Insomma, tra contesto politico e dati numerici le chance che il progetto di legge 109 venga approvato, in questa formulazione o con modifiche non troppo drastiche, sono piuttosto basse. Ciò nonostante, credo sia doveroso che il Consiglio Regionale della Lombardia apra un dibattito trasparente sul tema, sperando (ma ci credo poco) che il confronto rimanga sul merito della legge senza scadere nelle volgarità e nell’ignoranza cui abbiamo già dovuto assistere tra Camera e Senato, sul ddl Zan di recente e sulle unioni civili qualche anno fa. Chi vive, studia, lavora, paga le tasse e vota in Lombardia ha tutto il diritto di sapere cosa ne pensano e come si comportano i consiglieri regionali che tra non molti mesi chiederanno nuovamente il loro voto.
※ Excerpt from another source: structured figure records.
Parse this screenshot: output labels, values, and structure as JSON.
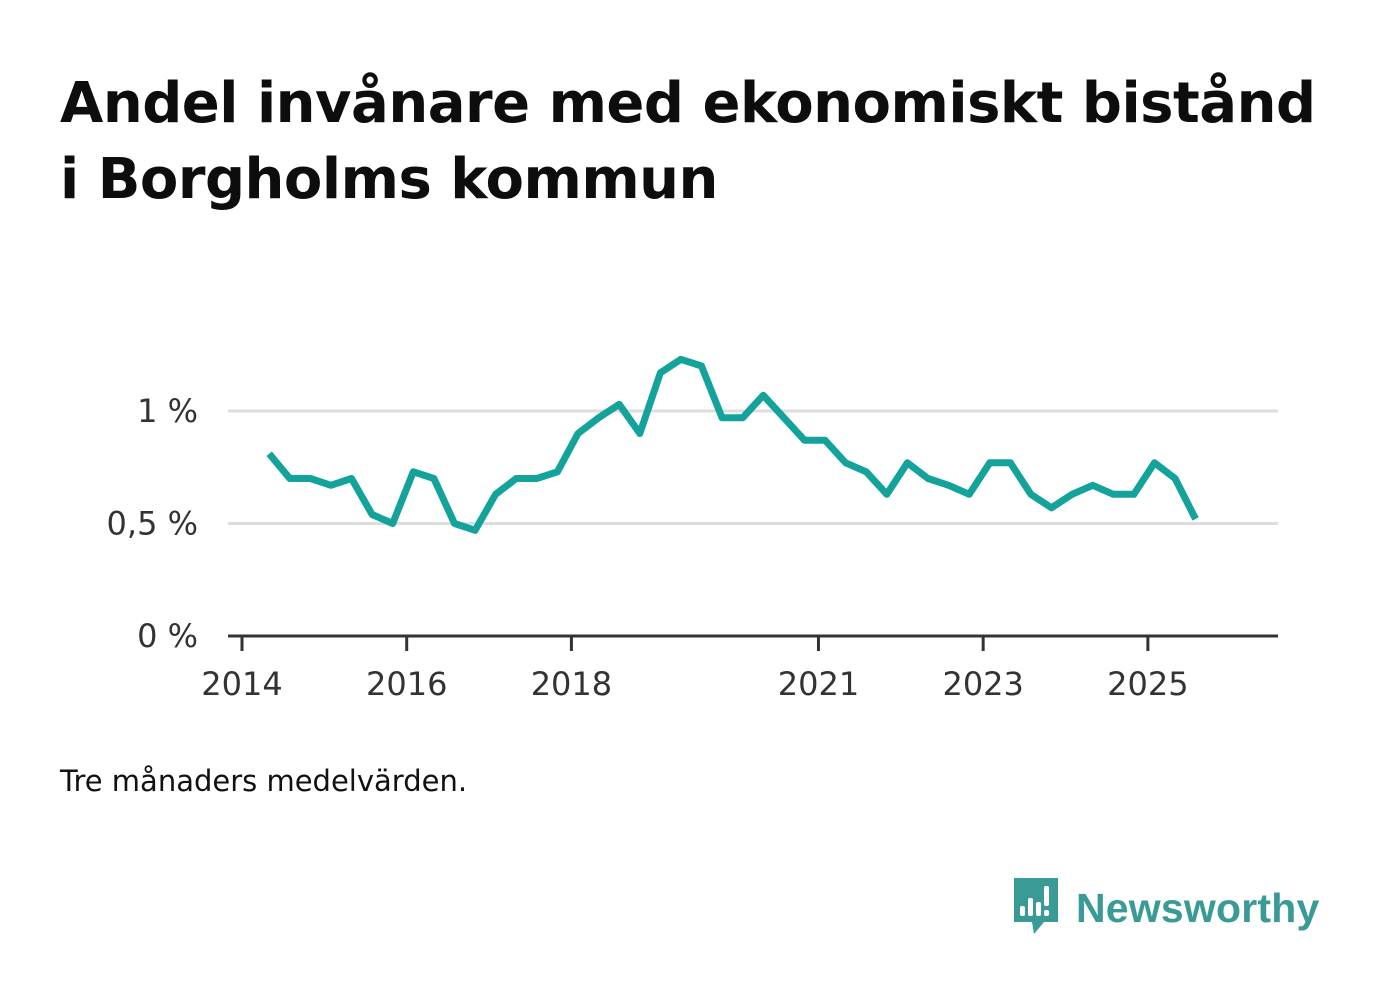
{
  "title": "Andel invånare med ekonomiskt bistånd i Borgholms kommun",
  "caption": "Tre månaders medelvärden.",
  "brand": {
    "name": "Newsworthy",
    "icon": "newsworthy-bar-chart-icon"
  },
  "colors": {
    "line": "#13a39b",
    "grid": "#dddddd",
    "axis": "#333333",
    "brand": "#3a9a96"
  },
  "chart_data": {
    "type": "line",
    "title": "Andel invånare med ekonomiskt bistånd i Borgholms kommun",
    "xlabel": "",
    "ylabel": "",
    "ylim": [
      0,
      1.35
    ],
    "xlim": [
      2013.83,
      2026.58
    ],
    "grid": true,
    "y_ticks": [
      {
        "value": 0,
        "label": "0 %"
      },
      {
        "value": 0.5,
        "label": "0,5 %"
      },
      {
        "value": 1,
        "label": "1 %"
      }
    ],
    "x_ticks": [
      {
        "value": 2014,
        "label": "2014"
      },
      {
        "value": 2016,
        "label": "2016"
      },
      {
        "value": 2018,
        "label": "2018"
      },
      {
        "value": 2021,
        "label": "2021"
      },
      {
        "value": 2023,
        "label": "2023"
      },
      {
        "value": 2025,
        "label": "2025"
      }
    ],
    "series": [
      {
        "name": "Andel invånare med ekonomiskt bistånd",
        "x": [
          2014.33,
          2014.58,
          2014.83,
          2015.08,
          2015.33,
          2015.58,
          2015.83,
          2016.08,
          2016.33,
          2016.58,
          2016.83,
          2017.08,
          2017.33,
          2017.58,
          2017.83,
          2018.08,
          2018.33,
          2018.58,
          2018.83,
          2019.08,
          2019.33,
          2019.58,
          2019.83,
          2020.08,
          2020.33,
          2020.58,
          2020.83,
          2021.08,
          2021.33,
          2021.58,
          2021.83,
          2022.08,
          2022.33,
          2022.58,
          2022.83,
          2023.08,
          2023.33,
          2023.58,
          2023.83,
          2024.08,
          2024.33,
          2024.58,
          2024.83,
          2025.08,
          2025.33,
          2025.58
        ],
        "values": [
          0.81,
          0.7,
          0.7,
          0.67,
          0.7,
          0.54,
          0.5,
          0.73,
          0.7,
          0.5,
          0.47,
          0.63,
          0.7,
          0.7,
          0.73,
          0.9,
          0.97,
          1.03,
          0.9,
          1.17,
          1.23,
          1.2,
          0.97,
          0.97,
          1.07,
          0.97,
          0.87,
          0.87,
          0.77,
          0.73,
          0.63,
          0.77,
          0.7,
          0.67,
          0.63,
          0.77,
          0.77,
          0.63,
          0.57,
          0.63,
          0.67,
          0.63,
          0.63,
          0.77,
          0.7,
          0.52
        ]
      }
    ]
  }
}
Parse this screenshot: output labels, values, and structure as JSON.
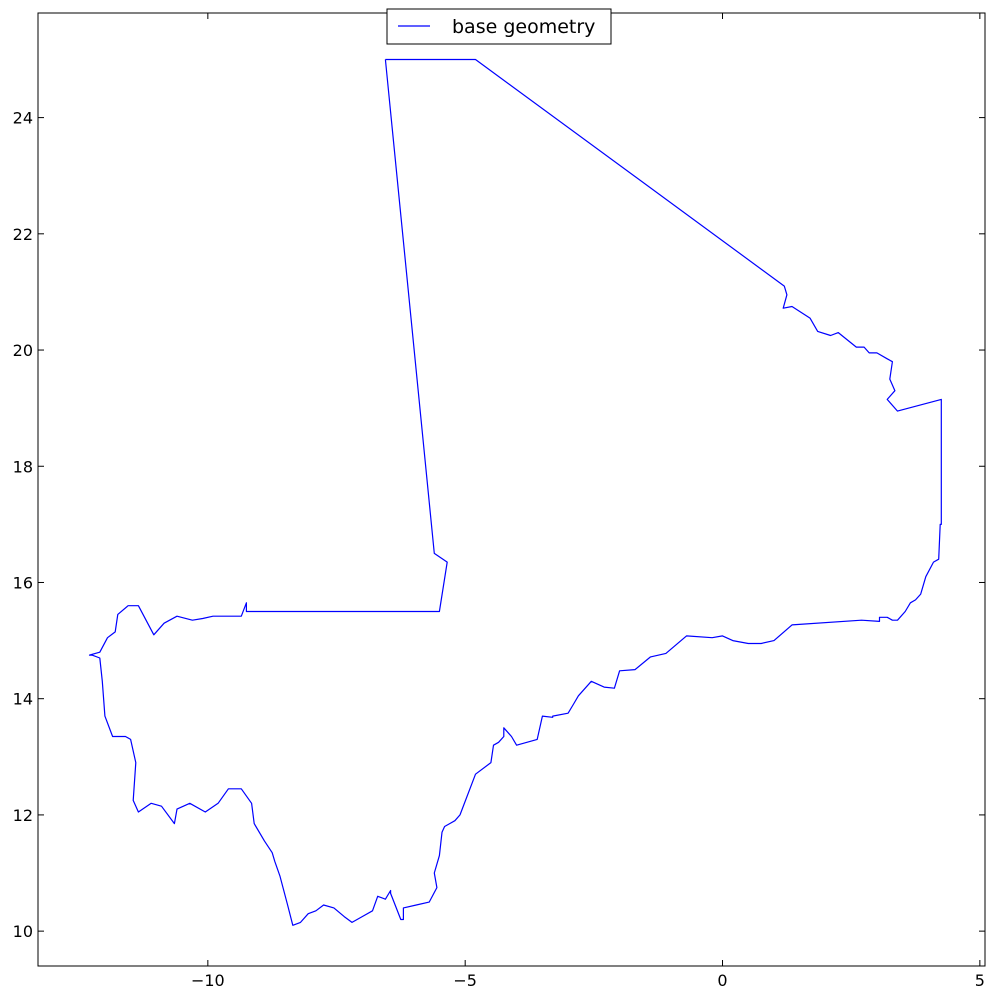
{
  "chart_data": {
    "type": "line",
    "title": "",
    "xlabel": "",
    "ylabel": "",
    "xlim": [
      -13.3,
      5.1
    ],
    "ylim": [
      9.4,
      25.8
    ],
    "xticks": [
      -10,
      -5,
      0,
      5
    ],
    "xtick_labels": [
      "−10",
      "−5",
      "0",
      "5"
    ],
    "yticks": [
      10,
      12,
      14,
      16,
      18,
      20,
      22,
      24
    ],
    "ytick_labels": [
      "10",
      "12",
      "14",
      "16",
      "18",
      "20",
      "22",
      "24"
    ],
    "grid": false,
    "legend_placement": "top-center",
    "series": [
      {
        "name": "base geometry",
        "color": "#0000ff",
        "x": [
          -6.55,
          -4.8,
          1.2,
          1.25,
          1.18,
          1.35,
          1.7,
          1.85,
          2.1,
          2.25,
          2.6,
          2.75,
          2.85,
          3.0,
          3.2,
          3.3,
          3.25,
          3.35,
          3.2,
          3.4,
          4.25,
          4.25,
          4.23,
          4.2,
          4.1,
          3.95,
          3.85,
          3.75,
          3.65,
          3.55,
          3.4,
          3.3,
          3.2,
          3.05,
          3.05,
          2.7,
          1.35,
          1.0,
          0.75,
          0.5,
          0.2,
          0.0,
          -0.2,
          -0.7,
          -1.1,
          -1.4,
          -1.7,
          -2.0,
          -2.1,
          -2.3,
          -2.55,
          -2.8,
          -2.9,
          -3.0,
          -3.3,
          -3.3,
          -3.5,
          -3.6,
          -3.8,
          -4.0,
          -4.1,
          -4.25,
          -4.25,
          -4.35,
          -4.45,
          -4.5,
          -4.8,
          -5.1,
          -5.2,
          -5.3,
          -5.4,
          -5.45,
          -5.5,
          -5.6,
          -5.55,
          -5.7,
          -5.95,
          -6.2,
          -6.2,
          -6.25,
          -6.45,
          -6.45,
          -6.55,
          -6.7,
          -6.8,
          -7.0,
          -7.2,
          -7.35,
          -7.55,
          -7.75,
          -7.9,
          -8.05,
          -8.2,
          -8.35,
          -8.45,
          -8.6,
          -8.7,
          -8.75,
          -8.9,
          -9.1,
          -9.15,
          -9.35,
          -9.6,
          -9.8,
          -10.05,
          -10.35,
          -10.6,
          -10.65,
          -10.9,
          -11.1,
          -11.35,
          -11.45,
          -11.4,
          -11.5,
          -11.6,
          -11.85,
          -12.0,
          -12.05,
          -12.1,
          -12.25,
          -12.3,
          -12.1,
          -11.95,
          -11.8,
          -11.75,
          -11.55,
          -11.35,
          -11.05,
          -10.85,
          -10.6,
          -10.3,
          -10.1,
          -9.9,
          -9.35,
          -9.25,
          -9.25,
          -5.5,
          -5.35,
          -5.6,
          -6.55
        ],
        "y": [
          25.0,
          25.0,
          21.1,
          20.95,
          20.72,
          20.75,
          20.55,
          20.32,
          20.25,
          20.3,
          20.05,
          20.05,
          19.95,
          19.95,
          19.85,
          19.8,
          19.5,
          19.3,
          19.15,
          18.95,
          19.15,
          17.0,
          17.0,
          16.4,
          16.35,
          16.1,
          15.8,
          15.7,
          15.65,
          15.5,
          15.35,
          15.35,
          15.4,
          15.4,
          15.33,
          15.35,
          15.27,
          15.0,
          14.95,
          14.95,
          15.0,
          15.08,
          15.05,
          15.08,
          14.78,
          14.72,
          14.5,
          14.48,
          14.18,
          14.2,
          14.3,
          14.05,
          13.9,
          13.75,
          13.7,
          13.68,
          13.7,
          13.3,
          13.25,
          13.2,
          13.35,
          13.5,
          13.35,
          13.25,
          13.2,
          12.9,
          12.7,
          12.0,
          11.9,
          11.85,
          11.8,
          11.7,
          11.3,
          11.0,
          10.75,
          10.5,
          10.45,
          10.4,
          10.2,
          10.2,
          10.65,
          10.7,
          10.55,
          10.6,
          10.35,
          10.25,
          10.15,
          10.25,
          10.4,
          10.45,
          10.35,
          10.3,
          10.15,
          10.1,
          10.45,
          10.95,
          11.2,
          11.35,
          11.55,
          11.85,
          12.2,
          12.45,
          12.45,
          12.2,
          12.05,
          12.2,
          12.1,
          11.85,
          12.15,
          12.2,
          12.05,
          12.25,
          12.9,
          13.3,
          13.35,
          13.35,
          13.7,
          14.3,
          14.7,
          14.75,
          14.75,
          14.8,
          15.05,
          15.15,
          15.45,
          15.6,
          15.6,
          15.1,
          15.3,
          15.42,
          15.35,
          15.38,
          15.42,
          15.42,
          15.65,
          15.5,
          15.5,
          16.35,
          16.5,
          25.0
        ]
      }
    ]
  }
}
A chi dice che “ci sono altre priorità” – perché un po’ di benaltrismo sta bene su tutto – rispondo molto serenamente: andate a spulciare il calendario dei lavori del “parlamento” regionale della Lombardia. Scoprirete che le stesse persone contrarie all’idea che si parli di omofobia o di transfobia trovano, invece, tutto il tempo del mondo per parlare della “valorizzazione della cultura e della tradizione lombarda dello spiedo bresciano e di altri preparati a base di selvaggina” (chi scrive si premurerà di assaggiare questa specialità quanto prima). Se possono parlare di spiedi possono trovare un po’ di spazio per occuparsi anche dei diritti delle persone LGBTQI+.